When she came to herself again, she was lying on some straw in a dark place lit by a flickering brazier. A strange individual holding a candle was bending over her sympathetically. With his pointed face, receding hair, large ears and bristling whiskers, he looked like a mouse wearing a goatee. His black eyes, which were round and very bright, strengthened this resemblance. When he saw Marianne open her eyes, he gave a broad smile which split his face in two.
'Ah, that's right! We're coming round! Are we feeling better?'
Marianne made an effort to sit up and managed to prop herself on one elbow, though not without a groan. Her head ached horribly and her body felt bruised, as though she had been beaten.
'I – yes, thank you. I do feel a little better. But what happened to me? Where are we?'
The stranger with the large ears set his candle down on the ground and sat himself beside her, arms clasped about his skinny knees, carefully lifting the skirts of his coat before he did so. His blue coat and nut-brown pantaloons were of good cloth and well cut. They must have been elegant before the prison – there was no other name for the place in which they were, a kind of cavern shut off by iron bars – had worked irreparable harm on the tasteful garments.
'As to what has happened to you,' he said calmly, 'I cannot tell you. The chevalier de Bruslart, who uses these cellars as a meeting place when he is in Paris, brought you in a short while ago with the help of some of his friends. I believe I gathered that you were to take up residence in this charming spot while the gentlemen examined your case further. They did not seem able to agree. One was for putting you in the Seine to cool off, with a good, big stone, but the chevalier, a true gentleman indeed, declared roundly that he would kill anyone who despatched you without his express permission. As for our present place of residence—' the little man made an all embracing gesture taking in the rough-hewn chalky cavern around them – 'I am able to inform you, gracious lady, that we are in the old quarries of Chaillot which have been disused now for many years.

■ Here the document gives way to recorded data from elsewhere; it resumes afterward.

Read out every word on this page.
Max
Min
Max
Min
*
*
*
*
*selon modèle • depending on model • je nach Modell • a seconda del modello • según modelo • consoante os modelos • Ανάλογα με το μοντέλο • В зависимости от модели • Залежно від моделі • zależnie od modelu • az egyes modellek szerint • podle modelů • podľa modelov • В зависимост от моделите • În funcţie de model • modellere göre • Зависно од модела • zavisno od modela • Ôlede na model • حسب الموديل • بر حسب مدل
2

If it were not for these bars, I could show you the old lime kiln still in very good order.'
'Quarries?' Marianne said, 'I was in some kind of crypt when I fainted.'
'It opens off these quarries. It is all that is left of the old convent of the Dames de la Visitation where the gentle Louise de la Valliere once sought refuge from the adulterous passions of Louis XIV, where Bossuet pronounced his funeral oration over Henrietta of England, where—'
This singular individual was clearly a most cultivated person but just at that moment French history was very far from Marianne's thoughts. She was amazed, and even a little disappointed, to find herself still alive. How much simpler it would all have been if the Riders of the Shadows had killed her while she was unconscious! Then there would not have been this waking with its train of heartache and bitter memories. If only they had thrown her straight into the Seine when they took her from her carriage! She would have had her moment of agony and nameless horror but it would have been comparatively brief and by now it would have been all over. She would be dead, taking with her the sweet and wonderful memory of the night she had just passed. She would have died with Charles's kisses warm on her lips, in the full, dazzling glory of love's dawn. She could have kept that, at least. But now, now that she had learned who he was and knew herself to have been no more than a plaything for an emperor's whim, now her whole life was in ruins indeed.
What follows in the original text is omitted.